Just too much chaos. Great design creates order out of chaos (definition: disorder and confusion). The design here increases the chaos. The elements do not relate well to each other. They are the same font, but there is not quite enough alignment or placement to convey a comfortable sense of order.
Tip: alignment and consistency help create order. Order, not chaos, most often clarifies understanding of a mark's meaning.
Lesson: a logo is an identity that should convey the qualities, attitudes, and user experience of its company.
Some other museum logos with full names
Museum logos with stacked text:
Suggestion: drop the initial portion of the logo - use just the stacked words.
Good news: the OKC MOA logo has been improved.
Saw the new version (below right) in the fall of 2015 - it has been tweaked a bit. No more awkward K nor annoying spacing. The kerning has been improved and Museum of Art is slightly bolder.
Below right: I tweaked it a bit more - made the Os and the C more consistent, improved alignment, removed the unnecessary period after W, and enlarged the baseline of text.
Thoughtless graphic materials
I got this invitation in the mail - what fun - 50s music at the Art Museum, with cocktails.

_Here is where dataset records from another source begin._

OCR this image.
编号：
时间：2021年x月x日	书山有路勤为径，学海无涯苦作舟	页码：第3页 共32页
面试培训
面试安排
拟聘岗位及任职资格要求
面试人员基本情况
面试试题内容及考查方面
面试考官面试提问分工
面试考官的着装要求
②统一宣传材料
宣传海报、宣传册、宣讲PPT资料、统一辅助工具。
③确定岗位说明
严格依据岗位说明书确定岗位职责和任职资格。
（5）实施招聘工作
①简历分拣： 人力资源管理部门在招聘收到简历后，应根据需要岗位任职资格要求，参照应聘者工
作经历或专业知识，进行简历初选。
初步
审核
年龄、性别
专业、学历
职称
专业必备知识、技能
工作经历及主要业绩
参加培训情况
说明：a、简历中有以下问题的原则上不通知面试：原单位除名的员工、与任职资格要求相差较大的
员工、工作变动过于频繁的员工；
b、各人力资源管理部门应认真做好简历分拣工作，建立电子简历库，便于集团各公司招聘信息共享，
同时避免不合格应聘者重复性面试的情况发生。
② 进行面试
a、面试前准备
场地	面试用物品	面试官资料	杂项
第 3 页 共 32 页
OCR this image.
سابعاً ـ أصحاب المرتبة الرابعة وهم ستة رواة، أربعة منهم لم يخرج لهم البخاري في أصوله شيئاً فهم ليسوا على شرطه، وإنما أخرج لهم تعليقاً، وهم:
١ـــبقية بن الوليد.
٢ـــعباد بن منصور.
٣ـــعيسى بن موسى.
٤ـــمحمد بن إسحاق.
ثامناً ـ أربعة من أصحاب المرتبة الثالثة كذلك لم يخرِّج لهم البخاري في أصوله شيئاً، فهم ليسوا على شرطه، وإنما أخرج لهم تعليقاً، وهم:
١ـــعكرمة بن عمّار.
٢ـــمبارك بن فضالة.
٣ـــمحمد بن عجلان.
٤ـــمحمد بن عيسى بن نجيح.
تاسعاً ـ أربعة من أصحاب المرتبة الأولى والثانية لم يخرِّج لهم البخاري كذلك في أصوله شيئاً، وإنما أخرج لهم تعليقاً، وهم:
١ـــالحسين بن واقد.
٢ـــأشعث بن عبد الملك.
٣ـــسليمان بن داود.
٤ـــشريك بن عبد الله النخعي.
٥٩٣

It sounds like a great time. I want to go. When is it? August 15? When is that - a Thursday, a Saturday? Why didn't they tell me so I could mentally plan my schedule? I (like most of us) plan my schedule in days of the week rather than dates. More info.
I had to change my password.
On the Oklahoma City Museum of Art website, this dialog box came up, asking how I could be reached:
How may we reach you? Yes, do not e-mail or No, Do Not E-mail. (?)
Design criteria to consider:
• Convey a positive attitude, not a negative one.
• Align the baselines of the media and the options.
• Align the media to a flush right margin, closer to the options.
• Remove white space from within the box - tighten up the info.
• Strive to convey positive requests and information, rather than emphasizing the negative.
• Design should be user-friendly. Consider the user when making design decisions.
Error in exhibit installation
This is Leaf/Paddle/Petal, one of George Nelson's innovative 1950s-era clocks. He designed clocks so that the hour markings would be oriented in a familiar orientation: the 12 and 6 formed a vertical line and the 3 and 9 formed a horizontal line, as shown in the catalog entry above.
When I visited the Nelson exhibit at the OKCMOA, I noticed immediately that two of the clocks were mounted incorrectly. The photo below shows how Leaf/Paddle/Petal was mounted incorrectly. Other clocks were also mounted incorrectly, but Leaf/Paddle/Petal was the most obvious error.
To address the error, I asked a curator at the museum and was abruptly told that I had to contact the exhibit owner, the Vitra Design Museum in Germany; the OKC Museum of Art could do nothing about the mistake. So, I contacted Vitra in Germany and received a response (copied to the museum) that the clocks should have been mounted as shown in the catalog. Major league museums pay better attention to detail when mounting shows.
Lesson: The museum, as the repository and archive of art and design for central Oklahoma, has an obligation to accurately portray designers' intents. The general public, scholars, researchers, and art historians need to be able to trust that the institution will exhibit artifacts correctly.